Leonce mit einigen Dienern

LEONCE: Sind alle Läden geschlossen? Zündet die Kerzen an! Weg mit dem Tag! Ich will Nacht, tiefe ambrosische Nacht. Stellt die Lampen unter Kristallglocken zwischen
die Oleander, daß sie wie Mädchenaugen unter den Wimpern der Blätter hervorträumen. Rückt die Rosen näher, daß der Wein wie Tautropfen auf die Kelche sprudle. Mu-sik! Wo sind die Violinen? Wo ist die Rosetta? -Fort! Alle hinaus!
Die Diener gehen ab. Leonce streckt sich auf ein Ruhebett. Rosetta, zierlich gekleidet, tritt ein. Man hört Musik aus der Ferne.

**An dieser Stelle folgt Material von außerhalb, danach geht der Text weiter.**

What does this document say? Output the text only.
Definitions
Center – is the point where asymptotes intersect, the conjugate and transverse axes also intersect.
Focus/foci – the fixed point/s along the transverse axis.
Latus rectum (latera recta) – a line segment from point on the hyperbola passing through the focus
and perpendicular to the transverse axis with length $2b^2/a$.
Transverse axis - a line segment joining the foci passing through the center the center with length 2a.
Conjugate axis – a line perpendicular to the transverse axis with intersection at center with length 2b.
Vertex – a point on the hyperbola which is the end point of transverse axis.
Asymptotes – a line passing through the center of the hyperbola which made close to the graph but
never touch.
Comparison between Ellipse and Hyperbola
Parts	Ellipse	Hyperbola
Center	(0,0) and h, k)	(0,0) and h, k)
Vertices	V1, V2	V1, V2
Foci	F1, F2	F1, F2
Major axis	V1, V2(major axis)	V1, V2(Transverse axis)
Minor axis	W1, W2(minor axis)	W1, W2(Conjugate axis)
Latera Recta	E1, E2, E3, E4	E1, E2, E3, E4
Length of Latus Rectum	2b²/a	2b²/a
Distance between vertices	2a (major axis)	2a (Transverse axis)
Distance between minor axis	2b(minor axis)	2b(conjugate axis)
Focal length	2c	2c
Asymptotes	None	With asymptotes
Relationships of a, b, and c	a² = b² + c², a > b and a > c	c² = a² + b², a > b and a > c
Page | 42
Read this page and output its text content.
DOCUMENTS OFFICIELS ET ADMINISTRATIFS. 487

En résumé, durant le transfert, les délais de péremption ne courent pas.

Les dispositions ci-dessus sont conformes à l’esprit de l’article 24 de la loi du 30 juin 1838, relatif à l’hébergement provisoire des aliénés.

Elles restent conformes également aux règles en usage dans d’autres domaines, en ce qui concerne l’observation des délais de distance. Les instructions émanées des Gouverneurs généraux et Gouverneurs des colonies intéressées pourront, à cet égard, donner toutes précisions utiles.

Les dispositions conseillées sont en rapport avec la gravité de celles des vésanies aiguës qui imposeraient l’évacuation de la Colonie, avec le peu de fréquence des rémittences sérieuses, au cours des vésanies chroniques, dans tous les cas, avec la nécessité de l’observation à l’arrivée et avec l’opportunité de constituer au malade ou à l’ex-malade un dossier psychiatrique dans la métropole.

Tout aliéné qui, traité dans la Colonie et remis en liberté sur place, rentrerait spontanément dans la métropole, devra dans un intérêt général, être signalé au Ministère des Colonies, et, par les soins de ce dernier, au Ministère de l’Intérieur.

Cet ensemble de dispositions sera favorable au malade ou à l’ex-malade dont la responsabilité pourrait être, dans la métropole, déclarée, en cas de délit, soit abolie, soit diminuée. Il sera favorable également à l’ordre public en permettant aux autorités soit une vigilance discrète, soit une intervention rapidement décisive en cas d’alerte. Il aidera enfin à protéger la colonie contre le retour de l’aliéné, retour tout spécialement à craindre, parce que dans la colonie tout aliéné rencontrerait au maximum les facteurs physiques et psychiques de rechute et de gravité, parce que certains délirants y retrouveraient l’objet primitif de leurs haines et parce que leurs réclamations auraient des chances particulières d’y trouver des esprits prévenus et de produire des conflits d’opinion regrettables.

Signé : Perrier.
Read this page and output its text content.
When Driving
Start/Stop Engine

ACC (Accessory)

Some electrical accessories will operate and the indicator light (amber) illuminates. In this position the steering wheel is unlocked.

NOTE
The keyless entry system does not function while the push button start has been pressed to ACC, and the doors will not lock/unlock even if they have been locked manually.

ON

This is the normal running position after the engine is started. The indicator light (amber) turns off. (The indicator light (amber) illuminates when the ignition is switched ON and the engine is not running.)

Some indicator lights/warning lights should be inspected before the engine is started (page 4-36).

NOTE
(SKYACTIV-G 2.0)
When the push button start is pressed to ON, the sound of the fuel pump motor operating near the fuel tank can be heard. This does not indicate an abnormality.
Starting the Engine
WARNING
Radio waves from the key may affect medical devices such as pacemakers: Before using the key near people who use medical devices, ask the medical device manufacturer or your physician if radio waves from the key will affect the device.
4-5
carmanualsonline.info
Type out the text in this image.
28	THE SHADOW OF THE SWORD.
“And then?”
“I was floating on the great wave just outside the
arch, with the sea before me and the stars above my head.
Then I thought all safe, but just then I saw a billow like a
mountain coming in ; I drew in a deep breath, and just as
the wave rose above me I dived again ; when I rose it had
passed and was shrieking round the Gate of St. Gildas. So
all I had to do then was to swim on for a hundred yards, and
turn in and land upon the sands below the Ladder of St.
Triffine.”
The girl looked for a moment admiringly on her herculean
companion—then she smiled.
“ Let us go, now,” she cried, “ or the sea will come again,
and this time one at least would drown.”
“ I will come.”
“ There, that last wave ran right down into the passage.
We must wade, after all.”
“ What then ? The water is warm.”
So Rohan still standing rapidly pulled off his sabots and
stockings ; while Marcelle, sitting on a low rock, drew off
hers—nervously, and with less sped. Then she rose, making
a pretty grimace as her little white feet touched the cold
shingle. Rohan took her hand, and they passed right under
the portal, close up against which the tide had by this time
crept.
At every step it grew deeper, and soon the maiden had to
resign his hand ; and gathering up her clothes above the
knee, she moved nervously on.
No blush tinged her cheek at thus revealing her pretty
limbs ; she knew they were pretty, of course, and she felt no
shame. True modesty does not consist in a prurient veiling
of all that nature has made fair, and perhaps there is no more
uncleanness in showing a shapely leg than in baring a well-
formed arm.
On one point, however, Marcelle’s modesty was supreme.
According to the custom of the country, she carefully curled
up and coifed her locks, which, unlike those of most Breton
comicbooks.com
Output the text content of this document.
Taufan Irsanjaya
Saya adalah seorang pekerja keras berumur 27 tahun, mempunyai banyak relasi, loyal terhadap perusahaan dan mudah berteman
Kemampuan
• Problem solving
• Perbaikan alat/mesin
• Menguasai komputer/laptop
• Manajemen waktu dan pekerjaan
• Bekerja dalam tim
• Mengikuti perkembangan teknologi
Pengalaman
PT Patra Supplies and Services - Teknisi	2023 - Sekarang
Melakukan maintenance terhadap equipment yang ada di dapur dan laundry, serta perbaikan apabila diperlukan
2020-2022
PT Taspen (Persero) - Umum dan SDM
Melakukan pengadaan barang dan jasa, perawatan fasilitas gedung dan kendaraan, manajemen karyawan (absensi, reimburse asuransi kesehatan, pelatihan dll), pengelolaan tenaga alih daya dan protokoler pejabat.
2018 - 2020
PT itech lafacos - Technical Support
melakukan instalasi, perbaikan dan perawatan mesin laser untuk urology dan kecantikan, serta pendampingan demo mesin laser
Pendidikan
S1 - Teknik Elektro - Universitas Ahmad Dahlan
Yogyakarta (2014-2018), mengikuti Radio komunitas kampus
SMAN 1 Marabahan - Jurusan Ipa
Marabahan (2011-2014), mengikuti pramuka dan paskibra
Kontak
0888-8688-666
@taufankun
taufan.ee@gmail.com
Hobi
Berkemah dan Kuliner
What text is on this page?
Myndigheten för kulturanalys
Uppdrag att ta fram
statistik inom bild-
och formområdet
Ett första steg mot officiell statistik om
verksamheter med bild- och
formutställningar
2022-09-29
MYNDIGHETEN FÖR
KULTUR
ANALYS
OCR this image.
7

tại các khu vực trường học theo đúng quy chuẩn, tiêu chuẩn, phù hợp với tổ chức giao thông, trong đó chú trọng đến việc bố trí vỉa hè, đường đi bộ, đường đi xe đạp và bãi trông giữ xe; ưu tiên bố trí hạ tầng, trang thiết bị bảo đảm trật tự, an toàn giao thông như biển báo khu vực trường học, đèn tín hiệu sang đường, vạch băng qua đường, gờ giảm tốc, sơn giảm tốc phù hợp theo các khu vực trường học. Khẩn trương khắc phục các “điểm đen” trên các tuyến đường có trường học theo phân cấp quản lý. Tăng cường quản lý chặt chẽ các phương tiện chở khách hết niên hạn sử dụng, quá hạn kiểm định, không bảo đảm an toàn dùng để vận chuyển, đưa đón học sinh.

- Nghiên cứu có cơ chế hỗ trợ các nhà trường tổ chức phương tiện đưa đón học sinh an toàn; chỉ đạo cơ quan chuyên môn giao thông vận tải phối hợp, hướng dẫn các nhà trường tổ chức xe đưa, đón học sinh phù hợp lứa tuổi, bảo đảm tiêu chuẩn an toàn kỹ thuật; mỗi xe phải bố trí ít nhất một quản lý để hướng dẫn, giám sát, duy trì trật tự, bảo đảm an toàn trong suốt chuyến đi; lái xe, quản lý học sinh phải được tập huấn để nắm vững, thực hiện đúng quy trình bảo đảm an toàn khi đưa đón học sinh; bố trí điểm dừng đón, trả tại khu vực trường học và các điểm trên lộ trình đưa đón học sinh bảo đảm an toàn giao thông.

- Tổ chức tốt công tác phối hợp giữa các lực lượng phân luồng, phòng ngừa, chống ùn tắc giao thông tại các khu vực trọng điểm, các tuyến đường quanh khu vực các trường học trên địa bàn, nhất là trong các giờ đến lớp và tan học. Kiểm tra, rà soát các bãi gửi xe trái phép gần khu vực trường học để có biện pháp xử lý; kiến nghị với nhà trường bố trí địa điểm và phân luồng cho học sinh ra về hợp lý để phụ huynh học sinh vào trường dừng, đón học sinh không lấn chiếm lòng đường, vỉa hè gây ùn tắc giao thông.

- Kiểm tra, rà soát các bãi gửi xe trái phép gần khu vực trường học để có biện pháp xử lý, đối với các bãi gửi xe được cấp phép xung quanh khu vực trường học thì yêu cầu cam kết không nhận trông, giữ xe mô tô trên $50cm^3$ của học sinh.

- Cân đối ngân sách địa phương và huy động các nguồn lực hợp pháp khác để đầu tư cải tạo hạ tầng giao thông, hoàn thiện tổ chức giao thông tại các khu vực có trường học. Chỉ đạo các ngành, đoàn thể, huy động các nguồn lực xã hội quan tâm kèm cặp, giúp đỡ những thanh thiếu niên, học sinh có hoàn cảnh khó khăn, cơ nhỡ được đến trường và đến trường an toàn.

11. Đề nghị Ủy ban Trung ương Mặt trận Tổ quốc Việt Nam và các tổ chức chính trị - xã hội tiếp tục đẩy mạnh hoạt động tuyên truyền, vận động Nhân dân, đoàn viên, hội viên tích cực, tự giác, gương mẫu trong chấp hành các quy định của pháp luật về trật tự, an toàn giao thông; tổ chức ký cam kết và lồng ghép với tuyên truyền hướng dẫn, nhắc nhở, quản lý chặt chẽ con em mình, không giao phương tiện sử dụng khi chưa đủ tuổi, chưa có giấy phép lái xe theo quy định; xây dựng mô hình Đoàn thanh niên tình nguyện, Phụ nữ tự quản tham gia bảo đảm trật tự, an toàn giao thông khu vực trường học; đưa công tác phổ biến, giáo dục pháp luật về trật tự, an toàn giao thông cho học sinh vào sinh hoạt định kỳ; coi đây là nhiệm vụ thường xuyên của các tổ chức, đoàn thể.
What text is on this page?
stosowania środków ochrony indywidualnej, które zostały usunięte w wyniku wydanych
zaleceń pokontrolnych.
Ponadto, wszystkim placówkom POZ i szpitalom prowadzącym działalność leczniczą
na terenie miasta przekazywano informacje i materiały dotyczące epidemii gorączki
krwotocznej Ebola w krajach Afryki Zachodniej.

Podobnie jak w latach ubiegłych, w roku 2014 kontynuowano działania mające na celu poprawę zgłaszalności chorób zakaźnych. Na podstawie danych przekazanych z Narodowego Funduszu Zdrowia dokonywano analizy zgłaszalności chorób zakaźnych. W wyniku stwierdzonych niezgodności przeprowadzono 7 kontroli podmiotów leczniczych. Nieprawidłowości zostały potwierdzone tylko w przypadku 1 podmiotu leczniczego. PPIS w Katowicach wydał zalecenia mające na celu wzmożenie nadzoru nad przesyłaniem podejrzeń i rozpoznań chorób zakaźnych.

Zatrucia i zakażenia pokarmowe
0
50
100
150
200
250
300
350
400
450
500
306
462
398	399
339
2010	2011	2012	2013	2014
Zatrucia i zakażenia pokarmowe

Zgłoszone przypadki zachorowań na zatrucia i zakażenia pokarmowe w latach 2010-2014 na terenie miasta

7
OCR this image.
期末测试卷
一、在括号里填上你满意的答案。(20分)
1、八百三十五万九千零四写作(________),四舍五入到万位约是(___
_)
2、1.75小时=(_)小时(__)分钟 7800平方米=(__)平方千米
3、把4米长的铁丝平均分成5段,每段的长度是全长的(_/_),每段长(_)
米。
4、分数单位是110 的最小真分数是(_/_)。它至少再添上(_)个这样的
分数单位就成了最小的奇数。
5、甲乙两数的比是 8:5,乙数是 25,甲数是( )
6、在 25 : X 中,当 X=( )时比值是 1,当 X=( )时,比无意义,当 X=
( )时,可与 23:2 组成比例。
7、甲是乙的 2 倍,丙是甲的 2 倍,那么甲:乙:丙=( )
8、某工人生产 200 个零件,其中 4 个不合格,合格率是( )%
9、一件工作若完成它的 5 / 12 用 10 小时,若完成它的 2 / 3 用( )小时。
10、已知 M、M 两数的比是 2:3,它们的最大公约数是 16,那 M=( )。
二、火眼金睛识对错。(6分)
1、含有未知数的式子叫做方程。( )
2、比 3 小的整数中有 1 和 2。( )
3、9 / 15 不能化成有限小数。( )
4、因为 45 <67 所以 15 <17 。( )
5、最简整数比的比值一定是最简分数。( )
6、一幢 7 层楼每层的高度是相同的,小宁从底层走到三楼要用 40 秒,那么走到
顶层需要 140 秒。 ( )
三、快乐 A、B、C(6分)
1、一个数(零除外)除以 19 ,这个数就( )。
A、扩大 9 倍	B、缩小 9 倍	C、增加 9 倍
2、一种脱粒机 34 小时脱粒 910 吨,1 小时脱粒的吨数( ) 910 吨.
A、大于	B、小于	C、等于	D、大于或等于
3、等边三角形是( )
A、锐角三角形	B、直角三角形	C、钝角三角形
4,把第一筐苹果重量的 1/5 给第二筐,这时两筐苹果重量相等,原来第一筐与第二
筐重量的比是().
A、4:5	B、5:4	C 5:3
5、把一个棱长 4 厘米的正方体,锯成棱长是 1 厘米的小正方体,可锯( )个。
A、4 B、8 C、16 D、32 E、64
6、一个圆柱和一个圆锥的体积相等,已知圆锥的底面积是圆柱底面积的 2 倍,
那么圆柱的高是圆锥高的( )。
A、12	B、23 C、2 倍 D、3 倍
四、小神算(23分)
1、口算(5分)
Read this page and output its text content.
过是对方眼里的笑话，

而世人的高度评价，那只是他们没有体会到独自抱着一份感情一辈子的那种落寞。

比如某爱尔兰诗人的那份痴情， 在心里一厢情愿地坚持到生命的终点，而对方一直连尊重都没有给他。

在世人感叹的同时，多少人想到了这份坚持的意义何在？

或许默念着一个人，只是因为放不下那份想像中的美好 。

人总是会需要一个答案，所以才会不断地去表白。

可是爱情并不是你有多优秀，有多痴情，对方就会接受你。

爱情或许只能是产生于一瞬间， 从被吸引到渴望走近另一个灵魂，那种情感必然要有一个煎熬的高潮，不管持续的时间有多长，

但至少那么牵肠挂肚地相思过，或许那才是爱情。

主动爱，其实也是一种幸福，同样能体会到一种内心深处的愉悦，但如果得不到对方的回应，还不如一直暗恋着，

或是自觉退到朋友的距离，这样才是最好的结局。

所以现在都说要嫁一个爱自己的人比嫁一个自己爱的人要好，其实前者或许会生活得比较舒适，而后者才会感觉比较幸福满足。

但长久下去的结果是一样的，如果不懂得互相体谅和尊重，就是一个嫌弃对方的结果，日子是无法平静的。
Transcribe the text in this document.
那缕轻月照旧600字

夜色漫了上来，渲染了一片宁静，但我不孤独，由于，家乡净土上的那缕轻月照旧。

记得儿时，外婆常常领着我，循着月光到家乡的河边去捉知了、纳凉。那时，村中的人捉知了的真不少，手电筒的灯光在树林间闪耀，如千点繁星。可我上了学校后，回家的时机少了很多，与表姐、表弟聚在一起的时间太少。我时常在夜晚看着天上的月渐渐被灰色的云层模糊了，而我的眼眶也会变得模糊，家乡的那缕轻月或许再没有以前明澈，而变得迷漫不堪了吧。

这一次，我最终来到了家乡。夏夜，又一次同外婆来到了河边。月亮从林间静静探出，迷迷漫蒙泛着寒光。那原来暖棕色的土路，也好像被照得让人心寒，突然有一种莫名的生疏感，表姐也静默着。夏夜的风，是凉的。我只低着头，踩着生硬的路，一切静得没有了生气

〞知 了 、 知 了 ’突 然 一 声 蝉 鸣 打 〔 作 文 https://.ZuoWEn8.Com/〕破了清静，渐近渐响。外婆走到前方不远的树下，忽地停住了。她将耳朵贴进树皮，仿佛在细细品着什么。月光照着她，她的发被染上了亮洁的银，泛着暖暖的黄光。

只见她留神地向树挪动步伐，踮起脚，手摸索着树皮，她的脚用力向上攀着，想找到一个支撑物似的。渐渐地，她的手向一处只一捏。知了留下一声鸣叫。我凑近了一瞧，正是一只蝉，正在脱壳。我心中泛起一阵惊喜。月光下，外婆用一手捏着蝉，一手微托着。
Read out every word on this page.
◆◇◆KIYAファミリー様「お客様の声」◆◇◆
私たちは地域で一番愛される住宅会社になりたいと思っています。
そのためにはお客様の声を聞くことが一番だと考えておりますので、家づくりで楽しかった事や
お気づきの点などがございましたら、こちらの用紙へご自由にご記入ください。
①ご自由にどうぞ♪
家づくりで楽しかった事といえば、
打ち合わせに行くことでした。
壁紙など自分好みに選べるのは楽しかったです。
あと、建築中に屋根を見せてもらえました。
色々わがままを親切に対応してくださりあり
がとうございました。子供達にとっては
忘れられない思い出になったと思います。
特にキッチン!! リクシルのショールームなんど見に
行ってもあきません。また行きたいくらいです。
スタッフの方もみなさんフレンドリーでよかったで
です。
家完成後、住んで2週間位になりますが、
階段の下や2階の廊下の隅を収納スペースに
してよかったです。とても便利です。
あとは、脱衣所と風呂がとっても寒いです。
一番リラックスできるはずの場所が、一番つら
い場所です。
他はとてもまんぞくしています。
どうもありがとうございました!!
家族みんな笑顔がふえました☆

ROSETTA nähert sich schmeichelnd: Leonce!

LEONCE: Rosetta!

ROSETTA: Leonce!

LEONCE: Rosetta!

ROSETTA: Deine Lippen sind träg. Vom Küssen?

LEONCE: Vom Gähnen!

ROSETTA: Oh!

LEONCE: Ach Rosetta, ich habe die entsetzliche Arbeit ...

ROSETTA: Nun?

LEONCE: Nichts zu tun ...

ROSETTA: Als zu lieben?

LEONCE: Freilich Arbeit!

ROSETTA beleidigt: Leonce!

LEONCE: Oder Beschäftigung.

ROSETTA: Oder Müßiggang.

LEONCE: Du hast recht wie immer. Du bist ein kluges Mädchen, und ich halte viel auf deinen Scharfsinn.

ROSETTA: So liebst du mich aus Langeweile?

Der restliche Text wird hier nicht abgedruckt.